A falta de ação hoje, tanto para diminuir o aquecimento da Terra quanto para ajudar na adaptação da biodiversidade às mudanças climáticas, pode obrigar a sociedade a adotar medidas mais caras num futuro não muito distante. Principalmente para recuperar serviços ecossistêmicos escasseados ou perdidos. O homem então terá que fazer a tarefa de polinizador, dispersor de sementes, terá que contribuir para os ciclos de nutrientes e garantir a estabilidade dos ecossistemas. A restauração de habitats sob forte degradação ou a criação de novos onde a regeneração natural é pouco provável serão opções demasiadamente caras e provavelmente refutadas, acredita Price. Mas a engenharia de habitats para facilitar a migração de espécies tem tudo para se tornar um novo campo de estudo no século XXI.

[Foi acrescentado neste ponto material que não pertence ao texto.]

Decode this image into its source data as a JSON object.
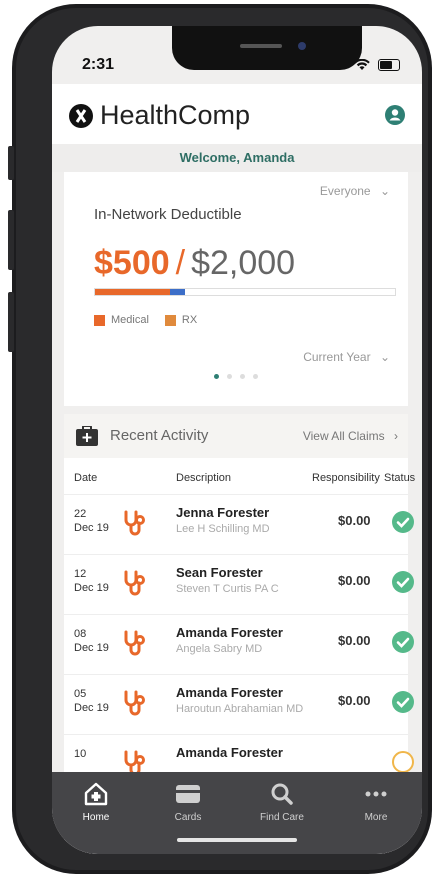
{
  "status_bar": {
    "time": "2:31"
  },
  "app": {
    "name": "HealthComp"
  },
  "welcome": "Welcome, Amanda",
  "deductible": {
    "filter": "Everyone",
    "title": "In-Network Deductible",
    "paid": "$500",
    "separator": "/",
    "total": "$2,000",
    "paid_fraction": 0.25,
    "rx_fraction": 0.05,
    "legend": [
      {
        "label": "Medical",
        "color": "#e8682a"
      },
      {
        "label": "RX",
        "color": "#e08a3c"
      }
    ],
    "period": "Current Year",
    "page_dots": {
      "count": 4,
      "active": 0
    }
  },
  "activity": {
    "title": "Recent Activity",
    "view_all": "View All Claims",
    "columns": {
      "date": "Date",
      "description": "Description",
      "responsibility": "Responsibility",
      "status": "Status"
    },
    "rows": [
      {
        "day": "22",
        "month": "Dec 19",
        "name": "Jenna Forester",
        "provider": "Lee H Schilling MD",
        "amount": "$0.00",
        "status": "approved"
      },
      {
        "day": "12",
        "month": "Dec 19",
        "name": "Sean Forester",
        "provider": "Steven T Curtis PA C",
        "amount": "$0.00",
        "status": "approved"
      },
      {
        "day": "08",
        "month": "Dec 19",
        "name": "Amanda Forester",
        "provider": "Angela Sabry MD",
        "amount": "$0.00",
        "status": "approved"
      },
      {
        "day": "05",
        "month": "Dec 19",
        "name": "Amanda Forester",
        "provider": "Haroutun Abrahamian MD",
        "amount": "$0.00",
        "status": "approved"
      },
      {
        "day": "10",
        "month": "",
        "name": "Amanda Forester",
        "provider": "",
        "amount": "",
        "status": "pending"
      }
    ]
  },
  "tabs": [
    {
      "label": "Home",
      "icon": "home-icon",
      "active": true
    },
    {
      "label": "Cards",
      "icon": "card-icon",
      "active": false
    },
    {
      "label": "Find Care",
      "icon": "search-icon",
      "active": false
    },
    {
      "label": "More",
      "icon": "more-icon",
      "active": false
    }
  ],
  "colors": {
    "accent": "#e8682a",
    "brand_teal": "#2e7f74",
    "approved": "#55b98a",
    "pending": "#f0b64a"
  }
}
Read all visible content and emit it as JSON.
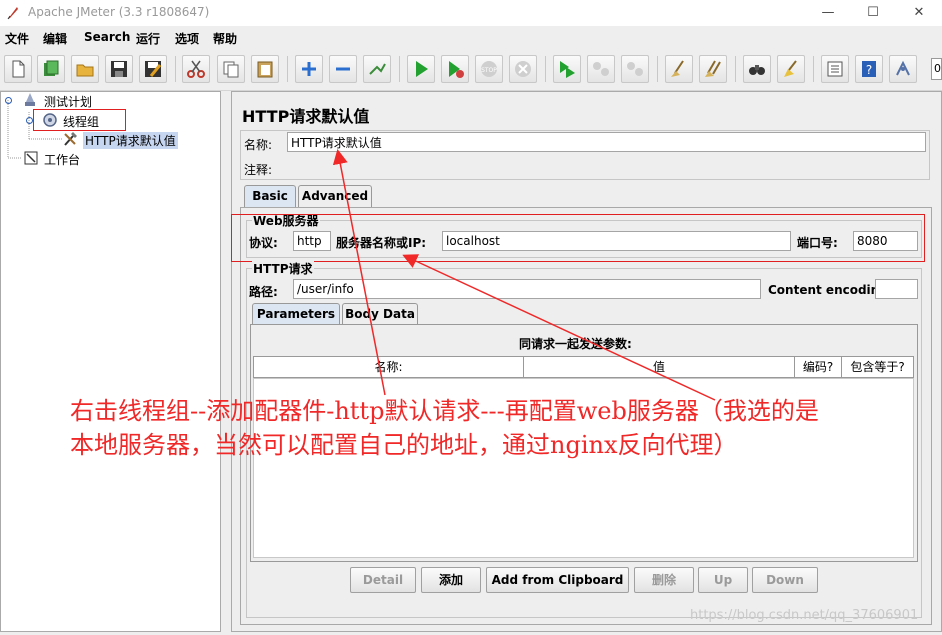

Afinal, apesar do esforço de alguns países, ainda faltam informação básica, observação e monitoramento de sistemas, infra-estrutura política, institucional e tecnológica, verba e priorização de áreas vulneráveis. “Devemos ser céticos quanto aos eventos climáticos”, diz Price. É essencial ainda não dar preferência a apenas algumas áreas tidas como as mais importantes, mas sim a múltiplas áreas ao mesmo tempo, incentivando a ampliação de corredores ecológicos. Cerca de 60% dos ecossistemas estudados por ele não são utilizados de forma sustentável e demonstram sinais crescentes de degradação. Fora isso, estudos atestam que o aumento da temperatura média da Terra tem provocado mudanças nos sistemas naturais, tanto em termos físicos quanto biológicos. A natureza do mundo está em mutação.